Si cette jurisprudence vaut généralement, qu'en est-il spécialement des biens intégrés au domaine public sur le fondement de la théorie du domaine public virtuel ? C'est à cette question spécifique que répond l'arrêt du 8 avril 2013, lequel s'inscrit totalement dans la jurisprudence "Commune de Port-Vendres" en l'appliquant au domaine public virtuel. Au regard du statut domanial d'un bien au 1er juillet 2006, le fondement de son incorporation dans le domaine public est sans conséquence. Peu importe qu'à cette date, le bien soit dans le domaine public au titre de l'ancienne définition jurisprudentielle, au titre d'une ancienne définition spéciale (par exemple, l'ordonnance de Colbert d'août 1681) ou encore au titre de la théorie du domaine public virtuel. Seule compte, au 1er juillet 2006, l'appartenance, ou non, d'un bien au domaine public.
Cela signifie que, dans le cadre de la définition générale du domaine public, le Conseil d'Etat estime que le Code général de la propriété des personnes publiques n'a modifié que les critères d'incorporation au domaine public, et non la consistance même du domaine public : en conséquence, au 1er juillet 2006, si les anciens critères meurent, la consistance demeure. Pour tous les biens relevant du domaine public constatés au 1er juillet 2006 (c'est-à-dire constitués antérieurement), seuls les anciens critères -jurisprudentiels ou non- sont opérants.
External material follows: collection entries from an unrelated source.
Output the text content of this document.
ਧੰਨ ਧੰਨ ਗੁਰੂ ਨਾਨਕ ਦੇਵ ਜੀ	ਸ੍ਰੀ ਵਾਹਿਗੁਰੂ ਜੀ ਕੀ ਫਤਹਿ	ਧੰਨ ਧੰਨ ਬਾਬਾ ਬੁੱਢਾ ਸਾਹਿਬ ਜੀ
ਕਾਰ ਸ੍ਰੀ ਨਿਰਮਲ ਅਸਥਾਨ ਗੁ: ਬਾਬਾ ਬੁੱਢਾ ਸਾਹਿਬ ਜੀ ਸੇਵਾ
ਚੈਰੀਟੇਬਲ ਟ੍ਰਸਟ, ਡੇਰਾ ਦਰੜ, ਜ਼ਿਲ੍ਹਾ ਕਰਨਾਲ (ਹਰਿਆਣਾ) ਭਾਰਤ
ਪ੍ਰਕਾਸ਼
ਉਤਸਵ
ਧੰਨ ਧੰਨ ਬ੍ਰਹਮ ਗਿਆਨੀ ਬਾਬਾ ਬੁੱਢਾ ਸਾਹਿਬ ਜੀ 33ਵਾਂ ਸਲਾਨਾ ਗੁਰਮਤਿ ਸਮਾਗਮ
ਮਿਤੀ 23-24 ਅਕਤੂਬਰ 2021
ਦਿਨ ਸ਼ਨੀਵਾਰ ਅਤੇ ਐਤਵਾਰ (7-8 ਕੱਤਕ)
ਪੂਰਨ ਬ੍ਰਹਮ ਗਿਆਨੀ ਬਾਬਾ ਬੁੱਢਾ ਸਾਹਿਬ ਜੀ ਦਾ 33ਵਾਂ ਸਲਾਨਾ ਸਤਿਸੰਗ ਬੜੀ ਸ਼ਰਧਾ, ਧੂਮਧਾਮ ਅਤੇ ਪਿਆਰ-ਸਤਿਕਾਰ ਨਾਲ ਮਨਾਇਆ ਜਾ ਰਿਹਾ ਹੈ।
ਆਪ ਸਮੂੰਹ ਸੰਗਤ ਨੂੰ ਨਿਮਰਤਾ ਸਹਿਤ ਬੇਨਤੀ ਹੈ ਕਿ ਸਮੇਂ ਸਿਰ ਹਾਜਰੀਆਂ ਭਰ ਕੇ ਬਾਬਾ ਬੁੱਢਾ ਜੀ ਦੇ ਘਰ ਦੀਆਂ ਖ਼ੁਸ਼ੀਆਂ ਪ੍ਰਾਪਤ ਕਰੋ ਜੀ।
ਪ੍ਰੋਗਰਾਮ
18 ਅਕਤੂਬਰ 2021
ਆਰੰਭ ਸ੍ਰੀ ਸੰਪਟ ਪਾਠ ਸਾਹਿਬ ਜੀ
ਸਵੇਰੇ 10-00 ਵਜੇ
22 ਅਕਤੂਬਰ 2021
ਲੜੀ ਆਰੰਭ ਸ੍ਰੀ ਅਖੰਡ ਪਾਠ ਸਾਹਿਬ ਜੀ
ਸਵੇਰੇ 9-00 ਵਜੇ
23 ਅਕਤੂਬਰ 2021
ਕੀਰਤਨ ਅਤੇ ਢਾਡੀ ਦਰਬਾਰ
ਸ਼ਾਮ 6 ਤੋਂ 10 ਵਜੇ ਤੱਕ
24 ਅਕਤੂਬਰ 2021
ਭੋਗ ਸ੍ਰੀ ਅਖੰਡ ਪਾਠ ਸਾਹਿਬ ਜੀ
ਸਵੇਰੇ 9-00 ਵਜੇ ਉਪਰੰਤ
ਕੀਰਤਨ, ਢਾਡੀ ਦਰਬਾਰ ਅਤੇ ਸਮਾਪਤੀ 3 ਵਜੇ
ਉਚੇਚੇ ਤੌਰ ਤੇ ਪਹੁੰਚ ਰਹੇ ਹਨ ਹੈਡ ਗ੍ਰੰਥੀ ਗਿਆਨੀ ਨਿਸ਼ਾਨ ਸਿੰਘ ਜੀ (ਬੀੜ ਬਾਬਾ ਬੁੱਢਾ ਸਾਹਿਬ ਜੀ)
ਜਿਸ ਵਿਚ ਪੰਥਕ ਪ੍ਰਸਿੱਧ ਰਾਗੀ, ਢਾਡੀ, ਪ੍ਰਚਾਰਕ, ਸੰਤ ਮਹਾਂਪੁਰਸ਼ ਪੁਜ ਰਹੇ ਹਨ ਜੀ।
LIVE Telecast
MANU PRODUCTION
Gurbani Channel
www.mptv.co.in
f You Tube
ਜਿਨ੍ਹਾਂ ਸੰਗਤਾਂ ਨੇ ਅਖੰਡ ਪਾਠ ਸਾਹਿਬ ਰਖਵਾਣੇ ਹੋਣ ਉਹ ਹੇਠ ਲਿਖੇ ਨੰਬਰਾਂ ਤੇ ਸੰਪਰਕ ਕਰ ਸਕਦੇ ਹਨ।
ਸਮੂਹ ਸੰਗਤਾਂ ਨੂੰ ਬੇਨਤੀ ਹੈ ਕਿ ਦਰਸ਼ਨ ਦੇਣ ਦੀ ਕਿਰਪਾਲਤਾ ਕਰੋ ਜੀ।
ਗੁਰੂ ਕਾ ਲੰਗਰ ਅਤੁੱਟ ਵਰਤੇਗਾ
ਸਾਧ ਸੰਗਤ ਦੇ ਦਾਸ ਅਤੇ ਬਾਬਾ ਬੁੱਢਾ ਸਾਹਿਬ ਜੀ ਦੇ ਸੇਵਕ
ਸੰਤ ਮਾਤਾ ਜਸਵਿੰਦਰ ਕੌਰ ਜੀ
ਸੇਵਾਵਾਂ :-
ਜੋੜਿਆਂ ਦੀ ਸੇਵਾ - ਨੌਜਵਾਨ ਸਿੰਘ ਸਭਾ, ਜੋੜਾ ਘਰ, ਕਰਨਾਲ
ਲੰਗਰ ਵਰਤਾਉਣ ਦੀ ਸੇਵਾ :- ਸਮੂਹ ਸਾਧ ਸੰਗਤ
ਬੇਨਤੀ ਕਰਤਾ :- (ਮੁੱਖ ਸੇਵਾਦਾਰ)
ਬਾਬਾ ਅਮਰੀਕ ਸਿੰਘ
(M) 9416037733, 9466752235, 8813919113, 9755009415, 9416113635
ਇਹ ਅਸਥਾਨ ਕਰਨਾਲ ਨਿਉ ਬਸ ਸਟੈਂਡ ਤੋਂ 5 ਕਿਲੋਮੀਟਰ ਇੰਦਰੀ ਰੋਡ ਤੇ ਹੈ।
C'est donc le droit en vigueur au moment de l'appartenance au domaine public qui régit les critères de l'incorporation.
Ainsi donc, s'il n'est plus possible, depuis l'entrée en vigueur du Code général de la propriété des personnes publiques, de constituer le domaine public sur le fondement de la théorie du domaine public virtuel, il est encore possible de le constater sur le fondement de cette théorie.
Lexbase : Au final, cet arrêt ne pose-t-il pas un principe trop favorable à la puissance publique vis-à-vis des particuliers ?
Christophe Fardet : Le principe posé par le Conseil d'Etat dans l'arrêt "Commune de Port-Vendres", et dont l'arrêt du 8 avril 2013 n'est que le prolongement logique, n'est pas, en soi, favorable à la puissance publique ou au contraire aux particuliers. A la réflexion, la critique, de ce point de vue, devrait se situer sur un autre terrain.
D'une part, et l'arrêt "Eurolat" de 1985 en est l'exemple topique, la théorie du domaine public virtuel a d'abord été défavorable aux personnes publiques en leur interdisant de valoriser bon nombre de parcelles domaniales : c'est pourquoi le législateur est intervenu dès 1988 pour permettre la constitution de droits réels sur certains biens publics.
D'autre part, c'est la théorie du domaine public virtuel qui pose problème à raison de l'incertitude qu'elle fait peser sur le statut domanial du bien, avant comme après l'entrée en vigueur du Code général de la propriété des personnes publiques. Aussi bien, mais le Conseil d'Etat n'a pas choisi cette voie, aurait-il été souhaitable de revenir sur la jurisprudence "Eurolat", seule solution à même d'exclure définitivement des conditions d'incorporation au domaine public la théorie du domaine public virtuel.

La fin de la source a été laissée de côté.